You’re arguing against facts that I have already clearly demonstrated. It’s messy that the FQDN and relative forms are exposed in this way, and it would be nice if that had never happened, but they are exposed, and claiming that they’re not just because you’ve decided to consider it a bug is nonsense.
Look, I’m just going to leave one more link here and disengage: https://url.spec.whatwg.org/#concept-domain (but also see the definition of “origin” in that document, which clearly refutes your claim of sameness):
> The example.com and example.com. domains are not equivalent and typically treated as distinct.
You are arguing against facts that I have already clearly demonstrated. Get out Wireshark and test.
Once again, mistakes made by an application-layer program (or spec!) do not invalidate the facts of underlying layers.
The hostname will always resolve to the same IP. A search domain doesn't change that, it changes what hostname is resolved.
(BTW: hostnames have existed since long before whatwg or even the web. I'm not sure why you would think whatwg have the authoritative definition of hostname.)

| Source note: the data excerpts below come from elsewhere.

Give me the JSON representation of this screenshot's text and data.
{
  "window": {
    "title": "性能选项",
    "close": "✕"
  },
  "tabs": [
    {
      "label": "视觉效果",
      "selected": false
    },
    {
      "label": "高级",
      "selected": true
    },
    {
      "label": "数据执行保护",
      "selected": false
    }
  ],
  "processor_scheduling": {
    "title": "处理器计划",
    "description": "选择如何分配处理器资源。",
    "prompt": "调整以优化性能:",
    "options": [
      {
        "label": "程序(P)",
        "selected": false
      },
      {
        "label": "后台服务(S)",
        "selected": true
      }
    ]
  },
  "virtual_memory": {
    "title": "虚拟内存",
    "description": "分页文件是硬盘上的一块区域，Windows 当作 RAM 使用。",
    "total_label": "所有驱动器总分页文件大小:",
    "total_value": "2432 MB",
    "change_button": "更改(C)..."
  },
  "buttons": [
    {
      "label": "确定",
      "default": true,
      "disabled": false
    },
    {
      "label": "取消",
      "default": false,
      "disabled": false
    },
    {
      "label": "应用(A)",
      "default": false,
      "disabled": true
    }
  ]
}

Also, since you like specs, here you go: "every domain name ends with the null label of the root", implying that the domain `foo` is, in fact, canonically, the domain `foo.` - RFC1035, November 1987. (The RFCs contemplate search domains as well, and mention that the final dot might be used as a cue to the application/library whether or not to apply the search domains, but that's entirely an application/library decision and changes the effective hostname/FQDN.)
In short: I never said that browsers and servers don't in fact treat them differently, I said that's a bug. You can't say "well they do it that way and the spec they wrote says it" as reasoning for it.
After getting one of these short domains/urls and it not working on my browser, I'll be a late adopter. I think I spent like $30/yr on whatever I bought too.